Thursday, November 12, 2009

Business Roundtable's Health Report Draws Democrats' Attention

health insurance

WASHINGTON -- Democrats on Thursday touted a report from the Business Roundtable on health-care costs, saying it showed their legislative efforts would reduce employers' costs in coming years.

The Business Roundtable, which represents the chief executives of major U.S. companies, released a report that stated that without changes to the current U.S. health-care system, costs would rise to $28,530 per employee. But the "right legislative reforms" would reduce those costs by more than $3,000 per employee, according to the report.

The report was conducted with Hewitt Associates, an Illinois-based consulting firm.

President Barack Obama in a statement said that the report "underscores what experts and businesspeople have told us all along--comprehensive health insurance reform is one of the most important investments we can make in American competitiveness."

A statement from Senate Finance Chairman Max Baucus (D., Mont.) states that the report "adds to the evidence that the bottom line is on the line for businesses in health reform."

The report points to a number of possible changes included in some form in House and Senate health-care bills to make health spending based more on quality than quantity and improve prevention and wellness efforts. One example is payment "bundling" to doctors and hospitals, which would provide a single payment for all services related to a treatment or condition.

Another bright spot cited by the report is a section in legislation approved by the Senate Finance Committee that would design a system of "value-based" payments from Medicare to doctors and hospitals. The proposed system would base some payment rates on quality measures.

Ivan G. Seidenberg, chairman of the Business Roundtable and chairman and chief executive of Verizon Communications Inc., in a statement cited a need to "make sure we improve, not erode, U.S. competitiveness."

"We can do that by implementing the broad-based delivery system reforms approved by the Senate Finance Committee and avoiding ill-advised proposals such as the public option," Seidenberg said.

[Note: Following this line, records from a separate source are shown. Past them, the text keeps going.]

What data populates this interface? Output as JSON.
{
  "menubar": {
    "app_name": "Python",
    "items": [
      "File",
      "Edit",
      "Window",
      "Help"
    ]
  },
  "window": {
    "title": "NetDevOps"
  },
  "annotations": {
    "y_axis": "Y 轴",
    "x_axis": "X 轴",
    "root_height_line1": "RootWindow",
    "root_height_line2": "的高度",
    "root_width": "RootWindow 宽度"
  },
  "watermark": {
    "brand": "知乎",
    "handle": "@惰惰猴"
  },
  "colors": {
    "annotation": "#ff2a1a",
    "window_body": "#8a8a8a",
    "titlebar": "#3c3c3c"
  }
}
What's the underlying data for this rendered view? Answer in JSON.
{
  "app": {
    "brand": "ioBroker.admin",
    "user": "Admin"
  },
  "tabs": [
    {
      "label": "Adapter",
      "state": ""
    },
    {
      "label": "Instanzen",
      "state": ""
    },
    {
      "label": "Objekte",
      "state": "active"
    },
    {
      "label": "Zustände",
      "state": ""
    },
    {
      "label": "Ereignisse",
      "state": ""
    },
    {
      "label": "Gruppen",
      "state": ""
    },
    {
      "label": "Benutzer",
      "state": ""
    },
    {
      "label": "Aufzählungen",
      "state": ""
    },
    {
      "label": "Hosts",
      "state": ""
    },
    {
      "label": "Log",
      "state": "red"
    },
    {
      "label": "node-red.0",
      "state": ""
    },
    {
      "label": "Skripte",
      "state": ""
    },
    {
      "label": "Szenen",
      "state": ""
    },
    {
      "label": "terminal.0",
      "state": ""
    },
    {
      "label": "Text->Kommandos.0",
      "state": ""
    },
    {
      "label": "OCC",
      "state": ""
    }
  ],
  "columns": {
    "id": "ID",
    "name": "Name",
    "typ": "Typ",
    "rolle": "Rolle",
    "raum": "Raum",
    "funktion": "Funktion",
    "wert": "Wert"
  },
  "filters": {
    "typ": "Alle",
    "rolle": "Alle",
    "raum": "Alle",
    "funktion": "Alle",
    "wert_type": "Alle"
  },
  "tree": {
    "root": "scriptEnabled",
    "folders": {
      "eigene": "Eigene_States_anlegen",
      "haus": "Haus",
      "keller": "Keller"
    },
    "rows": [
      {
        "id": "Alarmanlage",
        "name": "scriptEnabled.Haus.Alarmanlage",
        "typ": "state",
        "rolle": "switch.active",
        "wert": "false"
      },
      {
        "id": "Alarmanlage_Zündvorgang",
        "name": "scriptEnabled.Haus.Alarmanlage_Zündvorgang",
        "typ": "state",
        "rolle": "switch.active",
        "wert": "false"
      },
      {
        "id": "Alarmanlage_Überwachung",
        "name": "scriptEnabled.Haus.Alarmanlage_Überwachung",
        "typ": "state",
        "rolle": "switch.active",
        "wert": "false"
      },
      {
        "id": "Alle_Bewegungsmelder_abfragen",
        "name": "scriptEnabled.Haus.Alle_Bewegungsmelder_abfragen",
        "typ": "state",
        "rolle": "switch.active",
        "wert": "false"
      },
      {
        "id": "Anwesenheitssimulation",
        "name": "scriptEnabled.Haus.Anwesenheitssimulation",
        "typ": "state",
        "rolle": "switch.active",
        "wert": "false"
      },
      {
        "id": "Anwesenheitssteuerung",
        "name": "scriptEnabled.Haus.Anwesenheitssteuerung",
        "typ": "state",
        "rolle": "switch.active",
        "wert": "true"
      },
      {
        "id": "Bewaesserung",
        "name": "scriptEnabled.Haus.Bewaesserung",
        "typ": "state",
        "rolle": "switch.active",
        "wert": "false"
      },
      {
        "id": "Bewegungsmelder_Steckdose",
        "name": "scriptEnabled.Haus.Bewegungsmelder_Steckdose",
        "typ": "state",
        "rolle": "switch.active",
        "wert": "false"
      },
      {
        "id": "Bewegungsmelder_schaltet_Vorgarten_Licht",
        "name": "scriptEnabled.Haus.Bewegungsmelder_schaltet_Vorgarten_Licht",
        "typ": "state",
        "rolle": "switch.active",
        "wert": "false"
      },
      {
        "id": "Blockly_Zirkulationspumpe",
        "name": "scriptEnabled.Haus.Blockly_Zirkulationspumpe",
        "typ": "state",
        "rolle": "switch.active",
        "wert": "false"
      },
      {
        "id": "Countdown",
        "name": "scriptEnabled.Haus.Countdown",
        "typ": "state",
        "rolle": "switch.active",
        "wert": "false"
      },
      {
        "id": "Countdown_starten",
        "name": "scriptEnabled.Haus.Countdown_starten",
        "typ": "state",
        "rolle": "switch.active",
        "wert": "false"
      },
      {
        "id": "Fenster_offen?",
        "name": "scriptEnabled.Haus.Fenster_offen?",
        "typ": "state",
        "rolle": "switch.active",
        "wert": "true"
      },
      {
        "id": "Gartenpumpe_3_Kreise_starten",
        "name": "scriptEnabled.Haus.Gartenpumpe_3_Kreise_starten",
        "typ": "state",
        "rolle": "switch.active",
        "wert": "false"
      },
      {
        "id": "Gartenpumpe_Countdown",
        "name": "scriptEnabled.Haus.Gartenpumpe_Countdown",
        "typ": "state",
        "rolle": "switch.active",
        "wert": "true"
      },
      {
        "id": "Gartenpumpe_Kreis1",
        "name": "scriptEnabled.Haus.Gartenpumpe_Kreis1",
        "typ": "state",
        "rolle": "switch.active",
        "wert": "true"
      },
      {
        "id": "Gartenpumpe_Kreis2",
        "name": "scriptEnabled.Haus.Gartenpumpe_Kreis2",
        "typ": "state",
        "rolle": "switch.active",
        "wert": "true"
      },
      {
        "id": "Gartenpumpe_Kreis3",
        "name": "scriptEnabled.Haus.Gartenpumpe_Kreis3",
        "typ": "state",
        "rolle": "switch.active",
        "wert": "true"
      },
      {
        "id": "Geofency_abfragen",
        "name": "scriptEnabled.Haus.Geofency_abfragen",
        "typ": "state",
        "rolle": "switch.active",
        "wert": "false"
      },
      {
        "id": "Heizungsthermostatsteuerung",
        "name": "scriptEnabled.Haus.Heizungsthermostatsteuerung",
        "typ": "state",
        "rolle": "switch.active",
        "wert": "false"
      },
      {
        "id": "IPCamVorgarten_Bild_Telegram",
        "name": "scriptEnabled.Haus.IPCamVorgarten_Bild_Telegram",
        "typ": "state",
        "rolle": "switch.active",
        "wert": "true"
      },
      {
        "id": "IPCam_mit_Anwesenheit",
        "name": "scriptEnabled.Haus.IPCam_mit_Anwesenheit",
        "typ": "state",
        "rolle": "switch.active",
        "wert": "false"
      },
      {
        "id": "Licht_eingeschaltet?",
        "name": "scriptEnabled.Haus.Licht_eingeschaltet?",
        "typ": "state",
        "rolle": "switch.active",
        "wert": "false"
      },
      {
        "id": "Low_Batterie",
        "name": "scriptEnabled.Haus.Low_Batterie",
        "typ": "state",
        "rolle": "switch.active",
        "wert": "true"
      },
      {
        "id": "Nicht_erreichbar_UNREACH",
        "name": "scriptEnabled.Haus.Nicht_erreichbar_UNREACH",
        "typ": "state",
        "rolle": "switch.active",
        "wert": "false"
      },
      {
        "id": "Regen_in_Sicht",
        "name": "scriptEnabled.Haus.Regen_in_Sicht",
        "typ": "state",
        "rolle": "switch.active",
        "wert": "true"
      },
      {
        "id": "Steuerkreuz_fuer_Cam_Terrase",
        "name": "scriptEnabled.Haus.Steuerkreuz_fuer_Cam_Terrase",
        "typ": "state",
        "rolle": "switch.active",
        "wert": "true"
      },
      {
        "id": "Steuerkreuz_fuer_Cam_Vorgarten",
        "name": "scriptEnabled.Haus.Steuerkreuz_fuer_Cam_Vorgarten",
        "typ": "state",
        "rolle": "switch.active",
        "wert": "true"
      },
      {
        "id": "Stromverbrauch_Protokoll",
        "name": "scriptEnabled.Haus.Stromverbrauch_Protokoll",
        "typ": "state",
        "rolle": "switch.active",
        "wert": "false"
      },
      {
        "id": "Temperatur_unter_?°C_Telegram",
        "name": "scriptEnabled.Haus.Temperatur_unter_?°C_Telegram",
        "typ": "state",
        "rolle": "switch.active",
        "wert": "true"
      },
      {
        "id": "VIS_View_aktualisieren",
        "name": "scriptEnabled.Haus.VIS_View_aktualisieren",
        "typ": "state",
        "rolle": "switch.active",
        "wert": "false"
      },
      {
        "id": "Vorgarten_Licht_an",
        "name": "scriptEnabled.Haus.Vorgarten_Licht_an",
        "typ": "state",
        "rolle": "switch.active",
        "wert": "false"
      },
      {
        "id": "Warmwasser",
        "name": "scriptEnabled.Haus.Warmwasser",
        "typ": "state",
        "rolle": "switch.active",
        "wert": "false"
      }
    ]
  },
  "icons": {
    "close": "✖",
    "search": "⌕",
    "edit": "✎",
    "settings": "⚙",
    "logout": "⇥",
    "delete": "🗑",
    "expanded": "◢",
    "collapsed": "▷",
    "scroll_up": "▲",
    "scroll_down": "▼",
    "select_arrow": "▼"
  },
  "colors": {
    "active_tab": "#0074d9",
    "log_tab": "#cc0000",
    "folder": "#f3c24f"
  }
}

But the report states that the current bills "are missing some ingredients" to permanently draw down future growth in health costs. The report commends the bills' provisions on "comparative effectiveness research," which evaluates the effectiveness of treatment and therapies, but states that "we must find ways" to encourage health-care providers to adhere to evidence-based guidelines on care.

Business groups opposed to the House and Senate proposals are unveiling a series of three ads that will run across the U.S. The groups, which are organized under a coalition called Employers for a Healthy Economy, include the U.S. Chamber of Commerce, the National Association of Manufacturers, the National Retail Federation and the National Federation of Independent Business.

One ad warns that the bills do too little to control costs and would result in "billions in crushing tax increases."

"Our nation needs health care reform but the proposals currently before Congress will only further imperil our economy and cost Americans jobs," said Blair Latoff, a coalition spokesperson.